Numerosi i casi di crisi, dal più noto e recente: quello della catena di abbigliamento di fascia medio-alta BCBG di Max Azria, che secondo un recente articolo di Reuters

(http://www.reuters.com/article/us-bcbgmaxazria-bankruptcy-idUSKBN16401N))

è in procinto di fallimento a: The Limited, Aeropostale, American Apparel e Wet Seal che hanno incontrato destini comuni a causa del cambiamento in atto.

I NUOVI CONSUMATORI

Ciò che sta alla base della crisi è la revisione delle abitudini del consumatore moderno, che ha rimodulato la sua “scala delle priorità” e le sue preferenze.
Innanzitutto al giorno d’oggi i nuovi consumatori (i cosiddetti “millennials”) prediligono la tecnologia, la cui spesa ha un ruolo predominante rispetto ad ogni altro settore di consumo.
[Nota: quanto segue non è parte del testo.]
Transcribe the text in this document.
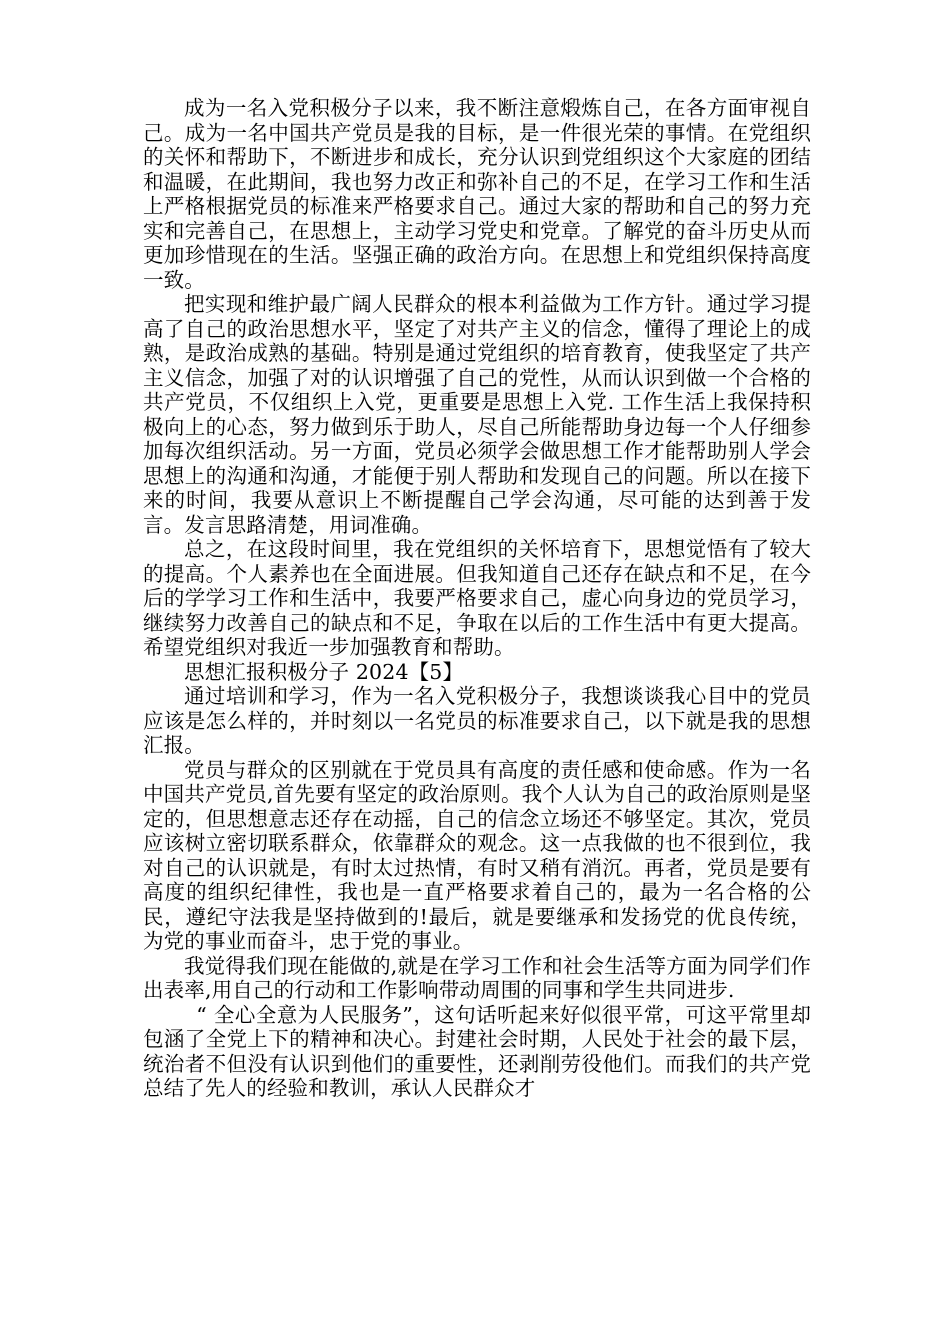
成为一名入党积极分子以来，我不断注意煅炼自己，在各方面审视自己。成为一名中国共产党员是我的目标，是一件很光荣的事情。在党组织的关怀和帮助下，不断进步和成长，充分认识到党组织这个大家庭的团结和温暖，在此期间，我也努力改正和弥补自己的不足，在学习工作和生活上严格根据党员的标准来严格要求自己。通过大家的帮助和自己的努力充实和完善自己，在思想上，主动学习党史和党章。了解党的奋斗历史从而更加珍惜现在的生活。坚强正确的政治方向。在思想上和党组织保持高度一致。

把实现和维护最广阔人民群众的根本利益做为工作方针。通过学习提高了自己的政治思想水平，坚定了对共产主义的信念，懂得了理论上的成熟，是政治成熟的基础。特别是通过党组织的培育教育，使我坚定了共产主义信念，加强了对的认识增强了自己的党性，从而认识到做一个合格的共产党员，不仅组织上入党，更重要是思想上入党. 工作生活上我保持积极向上的心态，努力做到乐于助人，尽自己所能帮助身边每一个人仔细参加每次组织活动。另一方面，党员必须学会做思想工作才能帮助别人学会思想上的沟通和沟通，才能便于别人帮助和发现自己的问题。所以在接下来的时间，我要从意识上不断提醒自己学会沟通，尽可能的达到善于发言。发言思路清楚，用词准确。

总之，在这段时间里，我在党组织的关怀培育下，思想觉悟有了较大的提高。个人素养也在全面进展。但我知道自己还存在缺点和不足，在今后的学学习工作和生活中，我要严格要求自己，虚心向身边的党员学习，继续努力改善自己的缺点和不足，争取在以后的工作生活中有更大提高。希望党组织对我近一步加强教育和帮助。

思想汇报积极分子 2024【5】

通过培训和学习，作为一名入党积极分子，我想谈谈我心目中的党员应该是怎么样的，并时刻以一名党员的标准要求自己，以下就是我的思想汇报。

党员与群众的区别就在于党员具有高度的责任感和使命感。作为一名中国共产党员,首先要有坚定的政治原则。我个人认为自己的政治原则是坚定的，但思想意志还存在动摇，自己的信念立场还不够坚定。其次，党员应该树立密切联系群众，依靠群众的观念。这一点我做的也不很到位，我对自己的认识就是，有时太过热情，有时又稍有消沉。再者，党员是要有高度的组织纪律性，我也是一直严格要求着自己的，最为一名合格的公民，遵纪守法我是坚持做到的!最后，就是要继承和发扬党的优良传统，为党的事业而奋斗，忠于党的事业。

我觉得我们现在能做的,就是在学习工作和社会生活等方面为同学们作出表率,用自己的行动和工作影响带动周围的同事和学生共同进步.

“ 全心全意为人民服务”，这句话听起来好似很平常，可这平常里却包涵了全党上下的精神和决心。封建社会时期，人民处于社会的最下层，统治者不但没有认识到他们的重要性，还剥削劳役他们。而我们的共产党总结了先人的经验和教训，承认人民群众才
Inoltre essi preferiscono gadgets ed “esperienze” come, ad esempio, i viaggi, ai primi posti della classifica.

Secondo gli ultimi dati disponibili al Bureau of Labor Statistics la spesa annua media dei cittadini statunitensi per l’abbigliamento è di $1.846, mentre quella per l’intrattenimento, nella sua nozione più ampia, è circa mille dollari più alta.

L’E-COMMERCE E IL CAMBIAMENTO CLIMATICO

Altra minaccia per i tradizionali negozi d’abbigliamento “brick-and-mortar” (cioè caratterizzati dall’esistenza di strutture fisiche, in cui i clienti posso recarsi di persona per vedere ed acquistare i prodotti) è l’e-commerce. I suoi numerosi vantaggi, dalla convenienza economica alla comodità, fanno sì che la quota di acquisti online effettuata dai consumatori stia incrementando velocemente.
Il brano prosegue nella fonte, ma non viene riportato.